Para os agricultores, além dos impactos na saúde, há a inviabilidade ambiental
e econômica de manter o modelo produtivo convencional, tanto pela depreciação
dos meios de produção (solo e água), quanto pela insegurança e dependência de
corporações do setor de agroquímicos, sementes e comércio”, explica Iara. Ainda
que positiva, porém, a preocupação maior com o que se consome ainda está
restrita a determinadas camadas da sociedade, avalia Emma. Segundo a especialista, ainda faltam políticas de
apoio ao consumo, que criem mais mercados e canais de comercialização, além de
mais educação ambiental e alimentar nas escolas e nos meios de comunicação,
para que ocorra a construção da consciência coletiva em relação à alimentação e
ao seu impacto no meio ambiente.

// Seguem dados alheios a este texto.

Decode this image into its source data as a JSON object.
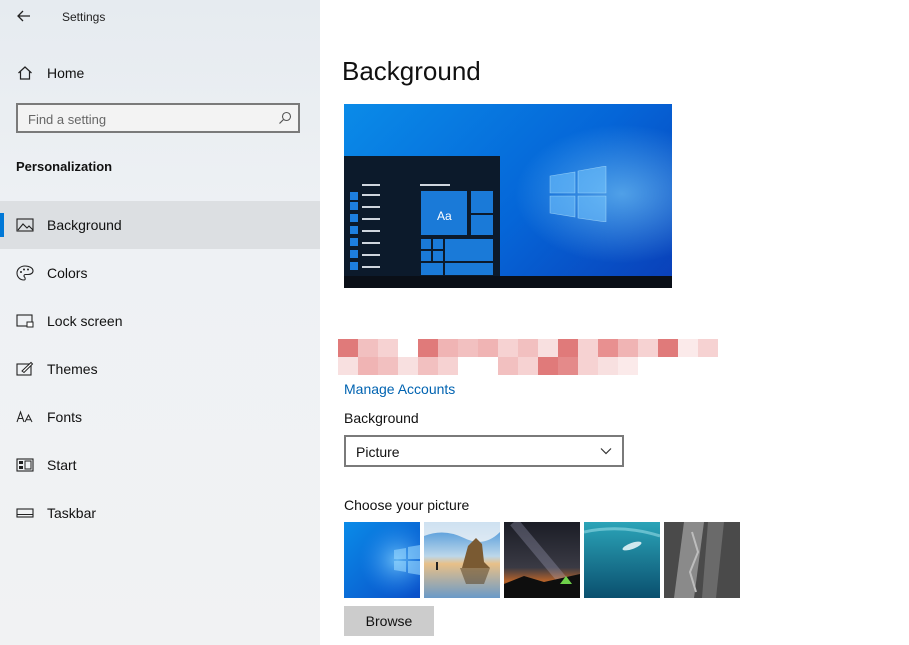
{
  "window": {
    "title": "Settings"
  },
  "sidebar": {
    "home_label": "Home",
    "search_placeholder": "Find a setting",
    "section_heading": "Personalization",
    "items": [
      {
        "label": "Background",
        "icon": "picture-icon",
        "active": true
      },
      {
        "label": "Colors",
        "icon": "palette-icon"
      },
      {
        "label": "Lock screen",
        "icon": "lock-screen-icon"
      },
      {
        "label": "Themes",
        "icon": "themes-icon"
      },
      {
        "label": "Fonts",
        "icon": "fonts-icon"
      },
      {
        "label": "Start",
        "icon": "start-icon"
      },
      {
        "label": "Taskbar",
        "icon": "taskbar-icon"
      }
    ]
  },
  "main": {
    "title": "Background",
    "preview_tile_text": "Aa",
    "manage_accounts_link": "Manage Accounts",
    "background_label": "Background",
    "background_dropdown_value": "Picture",
    "choose_picture_label": "Choose your picture",
    "pictures": [
      "windows-blue-wallpaper",
      "beach-rock-wallpaper",
      "night-sky-tent-wallpaper",
      "underwater-swimmer-wallpaper",
      "rock-cliff-wallpaper"
    ],
    "browse_button": "Browse"
  },
  "colors": {
    "accent": "#0078d7",
    "link": "#0063b1",
    "sidebar_bg": "#eef1f4",
    "redacted": "#e07a7a"
  }
}
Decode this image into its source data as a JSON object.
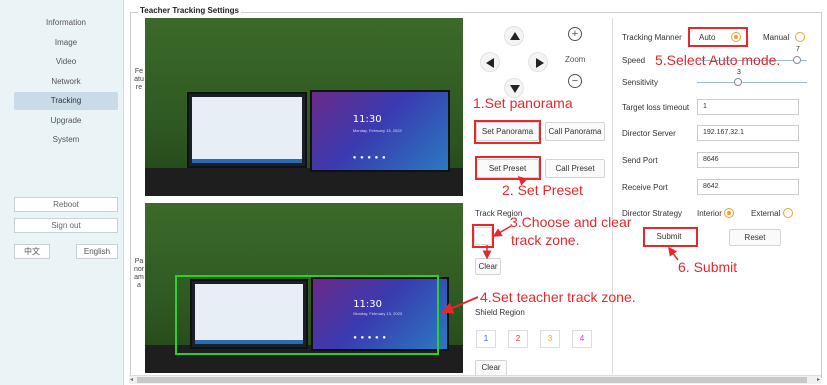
{
  "sidebar": {
    "items": [
      {
        "label": "Information"
      },
      {
        "label": "Image"
      },
      {
        "label": "Video"
      },
      {
        "label": "Network"
      },
      {
        "label": "Tracking"
      },
      {
        "label": "Upgrade"
      },
      {
        "label": "System"
      }
    ],
    "active_item": "Tracking",
    "reboot_label": "Reboot",
    "signout_label": "Sign out",
    "lang_zh": "中文",
    "lang_en": "English"
  },
  "panel": {
    "title": "Teacher Tracking Settings",
    "feature_label": "Feature",
    "panorama_label": "Panorama"
  },
  "ptz": {
    "zoom_label": "Zoom",
    "set_panorama": "Set Panorama",
    "call_panorama": "Call Panorama",
    "set_preset": "Set Preset",
    "call_preset": "Call Preset",
    "track_region_label": "Track Region",
    "clear_label": "Clear",
    "shield_region_label": "Shield Region",
    "shield_buttons": [
      "1",
      "2",
      "3",
      "4"
    ],
    "shield_colors": [
      "#3060d0",
      "#e8272b",
      "#f0a030",
      "#c040d0"
    ],
    "shield_clear_label": "Clear"
  },
  "video": {
    "clock_text": "11:30",
    "clock_sub": "Monday, February 13, 2023"
  },
  "settings": {
    "tracking_manner_label": "Tracking Manner",
    "auto_label": "Auto",
    "manual_label": "Manual",
    "speed_label": "Speed",
    "speed_value": "7",
    "sensitivity_label": "Sensitivity",
    "sensitivity_value": "3",
    "target_loss_label": "Target loss timeout",
    "target_loss_value": "1",
    "director_server_label": "Director Server",
    "director_server_value": "192.167.32.1",
    "send_port_label": "Send Port",
    "send_port_value": "8646",
    "receive_port_label": "Receive Port",
    "receive_port_value": "8642",
    "director_strategy_label": "Director Strategy",
    "interior_label": "Interior",
    "external_label": "External",
    "submit_label": "Submit",
    "reset_label": "Reset"
  },
  "annotations": {
    "step1": "1.Set panorama",
    "step2": "2. Set Preset",
    "step3a": "3.Choose and clear",
    "step3b": "track zone.",
    "step4": "4.Set teacher track zone.",
    "step5": "5.Select Auto mode.",
    "step6": "6. Submit",
    "accent_color": "#e8272b"
  }
}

Economia
solidária e agroecologia “Estamos muito acostumados a entender que só existe um
tipo de economia, a que visa o lucro e a acumulação do capital, quando na
verdade existem muitas outras economias que convivem e não se resumem a lucro e
acúmulo”, diz Emma. Nesse contexto, a economia solidária – práticas de geração
e distribuição de renda de forma cooperativa – se relaciona fortemente com a
agroecologia. A economia solidária emerge contra a premissa de que o livre
intercâmbio de mercadorias e de força trabalho pode ser realizado a partir de regras
impessoais reguladas pelo próprio mercado. Surge para resgatar mecanismos que
se fundamentam em princípios como solidariedade e reciprocidade. Assim, muitos agricultores familiares têm se engajado
em sistemas de produção e escoamento alternativos: processamento de produtos no próprio
estabelecimento agrícola, desenvolvimento de mercados locais, criação de canais
curtos de comercialização e venda direta. “A
agroecologia e a economia solidária se relacionam através da produção e do
consumo”, explica Emma. “Da produção porque muitas vezes ela se dá de forma
coletiva, com cooperativas, associações, geralmente são muitas pessoas
trabalhando coletivamente”. Já em relação ao consumo, Emma explica que os
serviços agroecológicos circulam por mercados de vizinhança, de circuitos
curtos, onde o consumidor conversa diretamente com o produtor. Com os canais
curtos de comercialização, a relação entre o consumidor e o produtor é
estreitada. “Essa relação é importante por permitir que o consumidor conheça
quem produz a sua comida e apoie essas pessoas”, destaca Emma. Há ainda a
transformação da relação que os consumidores têm com a alimentação: “Vamos de
uma situação onde você vai até o supermercado, passa no caixa e paga, em
direção a outra em que você procura saber de onde esse alimento veio, como foi
produzido, por quem”, explica Emma. “A grande importância está na construção de
um tecido social – se constrói uma relação entre pessoas e não só uma relação
entre números, se constrói uma solidariedade horizontal entre consumidores e
produtores.” O papel do Estado Para que os grupos e movimentos pautados na
agroecologia tenham condições de criar novos mercados, é necessário que o
Estado garanta as condições, com políticas públicas que incentivem os sistemas
alternativos de produção e consumo alimentar. Emma destaca como maior avanço
neste sentido a Política Nacional de Agroecologia e Produção Orgânica (Pnapo). Existem
também outras políticas, como o Programa de Aquisição de Alimentos (PAA) e o
Programa Nacional de Alimentação Escolar (Pnae), que, de acordo com agrônoma,
“não são de enfoque agroecológico, mas têm incentivado a produção
agroecológica”. Sobre experiências envolvendo essas outras políticas,
Emma conta que na região de Pelotas (RS), há anos atrás, a produção
agroecológica era incentivada através da PAA, em que alimentos oriundos da
produção familiar eram adquiridos para a alimentação escolar. “Toda a
alimentação fornecida às crianças vinha da produção agroecológica e, além das
escolas, esses alimentos também eram direcionados para populações vulneráveis.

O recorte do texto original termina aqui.